Zdaniem Polskiego Stowarzyszenia Fotowoltaiki, aby plany ujęte w projekcie aktualizacji strategii były możliwe, konieczne jest usunięcie barier, które blokują wielkoskalową fotowoltaikę. Jedną z nich jest ustawa o planowaniu przestrzennym, która dziś trafia pod obrady Sejmu.
Bariery
Zdaniem władz PSF niektóre zaproponowane w Projekcie rozwiązania prawne zablokują dalszy rozwój odnawialnych źródeł energii w Polsce, wyhamują transformację energetyczną i w efekcie obniżą konkurencyjność gospodarczą kraju. PSF przede wszystkim liczy na wyłączenie z regulacji gleb IV klasy, których znaczenie z punktu widzenia produkcji rolnej jest niewielkie, a kluczowe z punktu widzenia branży OZE
- Grunty klasy IV, stanowią ok. 40 proc. gruntów rolnych w Polsce. Dotychczas powszechnie uznawane były - także w obowiązującym ustawodawstwie - za grunty praktycznie nieprzydatne do produkcji rolnej. Dlatego znacznie łatwiej było na nich lokować instalacje OZE. Chcemy, żeby tak pozostało - mówi Dariusz Mańka, ekspert ds. legislacji w PSF
– Projekt ustawy o planowaniu przestrzennym– zamiast wspierać społecznie uzasadnione inwestycje w energetykę odnawialną – wprowadzona niezrozumiałe zakazy. Dlatego apeluje do parlamentarzystów o przywrócenie możliwości takich inwestycji. To leży w interesie Polski – dodaje prezeska Polskiego Stowarzyszenia Fotowoltaiki.

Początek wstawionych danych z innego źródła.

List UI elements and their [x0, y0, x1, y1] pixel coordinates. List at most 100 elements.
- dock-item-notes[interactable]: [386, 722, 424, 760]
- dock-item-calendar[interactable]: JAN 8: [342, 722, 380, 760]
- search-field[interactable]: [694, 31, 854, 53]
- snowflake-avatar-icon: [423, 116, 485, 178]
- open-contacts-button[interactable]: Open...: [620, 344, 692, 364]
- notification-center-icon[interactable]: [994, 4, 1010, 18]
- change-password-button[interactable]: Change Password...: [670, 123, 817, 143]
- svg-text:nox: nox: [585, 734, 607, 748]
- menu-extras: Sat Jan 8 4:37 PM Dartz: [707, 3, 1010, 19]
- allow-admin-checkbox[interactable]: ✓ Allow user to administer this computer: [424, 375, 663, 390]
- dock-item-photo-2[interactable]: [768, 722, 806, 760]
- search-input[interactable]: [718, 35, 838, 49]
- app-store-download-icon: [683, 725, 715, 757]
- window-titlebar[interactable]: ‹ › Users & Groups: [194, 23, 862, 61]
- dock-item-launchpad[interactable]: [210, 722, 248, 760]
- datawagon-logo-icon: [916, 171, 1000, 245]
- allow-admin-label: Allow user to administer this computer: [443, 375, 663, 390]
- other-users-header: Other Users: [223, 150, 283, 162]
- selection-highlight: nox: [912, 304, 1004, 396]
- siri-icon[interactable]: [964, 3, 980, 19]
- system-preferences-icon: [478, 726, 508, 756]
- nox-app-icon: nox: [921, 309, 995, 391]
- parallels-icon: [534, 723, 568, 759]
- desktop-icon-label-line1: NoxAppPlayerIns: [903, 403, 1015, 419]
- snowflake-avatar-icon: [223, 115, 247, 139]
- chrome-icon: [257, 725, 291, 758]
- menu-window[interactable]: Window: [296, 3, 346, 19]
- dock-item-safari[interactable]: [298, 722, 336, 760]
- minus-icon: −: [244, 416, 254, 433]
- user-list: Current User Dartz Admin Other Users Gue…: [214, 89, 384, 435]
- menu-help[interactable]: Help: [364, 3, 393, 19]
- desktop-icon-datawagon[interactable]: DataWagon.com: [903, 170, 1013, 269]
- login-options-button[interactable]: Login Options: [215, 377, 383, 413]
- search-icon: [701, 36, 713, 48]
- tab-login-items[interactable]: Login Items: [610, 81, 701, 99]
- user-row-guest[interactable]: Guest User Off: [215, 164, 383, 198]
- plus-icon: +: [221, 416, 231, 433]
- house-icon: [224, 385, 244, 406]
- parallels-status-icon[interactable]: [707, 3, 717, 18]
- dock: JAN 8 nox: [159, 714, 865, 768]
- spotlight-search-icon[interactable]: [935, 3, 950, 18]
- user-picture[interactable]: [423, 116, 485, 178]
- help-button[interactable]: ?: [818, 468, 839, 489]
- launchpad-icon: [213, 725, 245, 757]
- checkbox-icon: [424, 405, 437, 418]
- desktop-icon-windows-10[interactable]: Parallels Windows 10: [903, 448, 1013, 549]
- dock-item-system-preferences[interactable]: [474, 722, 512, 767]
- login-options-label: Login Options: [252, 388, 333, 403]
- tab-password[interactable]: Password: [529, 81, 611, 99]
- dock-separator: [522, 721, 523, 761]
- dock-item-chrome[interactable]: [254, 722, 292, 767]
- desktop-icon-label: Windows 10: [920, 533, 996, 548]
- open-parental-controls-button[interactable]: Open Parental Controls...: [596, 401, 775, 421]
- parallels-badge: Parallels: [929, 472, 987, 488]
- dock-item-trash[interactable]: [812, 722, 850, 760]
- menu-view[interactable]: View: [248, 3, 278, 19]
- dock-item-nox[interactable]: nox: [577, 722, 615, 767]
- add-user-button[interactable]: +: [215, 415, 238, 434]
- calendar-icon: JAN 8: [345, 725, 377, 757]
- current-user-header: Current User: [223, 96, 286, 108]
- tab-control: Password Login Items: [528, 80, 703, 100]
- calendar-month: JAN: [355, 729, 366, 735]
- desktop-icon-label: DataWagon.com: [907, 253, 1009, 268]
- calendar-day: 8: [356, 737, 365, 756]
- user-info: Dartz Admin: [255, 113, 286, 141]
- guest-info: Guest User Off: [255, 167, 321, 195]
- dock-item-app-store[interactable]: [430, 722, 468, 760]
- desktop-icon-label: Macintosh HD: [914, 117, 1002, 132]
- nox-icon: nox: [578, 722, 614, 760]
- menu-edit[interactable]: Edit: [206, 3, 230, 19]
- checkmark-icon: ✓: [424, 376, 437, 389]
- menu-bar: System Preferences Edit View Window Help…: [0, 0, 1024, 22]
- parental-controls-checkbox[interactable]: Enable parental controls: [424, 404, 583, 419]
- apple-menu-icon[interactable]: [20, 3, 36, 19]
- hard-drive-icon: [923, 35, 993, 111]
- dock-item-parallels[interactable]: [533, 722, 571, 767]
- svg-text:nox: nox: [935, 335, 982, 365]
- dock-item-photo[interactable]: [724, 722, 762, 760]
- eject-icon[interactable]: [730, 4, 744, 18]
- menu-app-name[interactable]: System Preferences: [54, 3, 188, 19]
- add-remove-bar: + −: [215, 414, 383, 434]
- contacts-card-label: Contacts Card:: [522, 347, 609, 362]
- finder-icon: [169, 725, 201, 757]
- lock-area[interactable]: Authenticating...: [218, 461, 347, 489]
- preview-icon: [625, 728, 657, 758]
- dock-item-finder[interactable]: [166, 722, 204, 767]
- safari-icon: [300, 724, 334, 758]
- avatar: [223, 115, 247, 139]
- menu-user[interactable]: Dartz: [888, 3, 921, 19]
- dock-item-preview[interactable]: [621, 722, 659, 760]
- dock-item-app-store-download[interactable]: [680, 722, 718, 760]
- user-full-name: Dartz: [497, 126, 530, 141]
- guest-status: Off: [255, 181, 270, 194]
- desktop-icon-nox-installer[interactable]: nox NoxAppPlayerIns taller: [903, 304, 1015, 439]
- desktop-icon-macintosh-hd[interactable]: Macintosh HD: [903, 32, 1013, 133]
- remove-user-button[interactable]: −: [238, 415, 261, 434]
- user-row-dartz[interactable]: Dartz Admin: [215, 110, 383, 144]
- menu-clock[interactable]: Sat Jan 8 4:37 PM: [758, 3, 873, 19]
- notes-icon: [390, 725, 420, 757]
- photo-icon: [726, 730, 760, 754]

Projekt ustawy przewiduje, że do 2025 roku wszystkie gminy będą musiały uchwalić plany nowe instrumenty planistyczne, na podstawie których lokalizowane będą inwestycje na ich terenach. A termin ten jest kompletnie nierealny ze względu na kalendarz (wybory w 2024 roku), brak środków finansowych w budżetach gminnych oraz brak specjalistów mogących tego typu plany przygotować.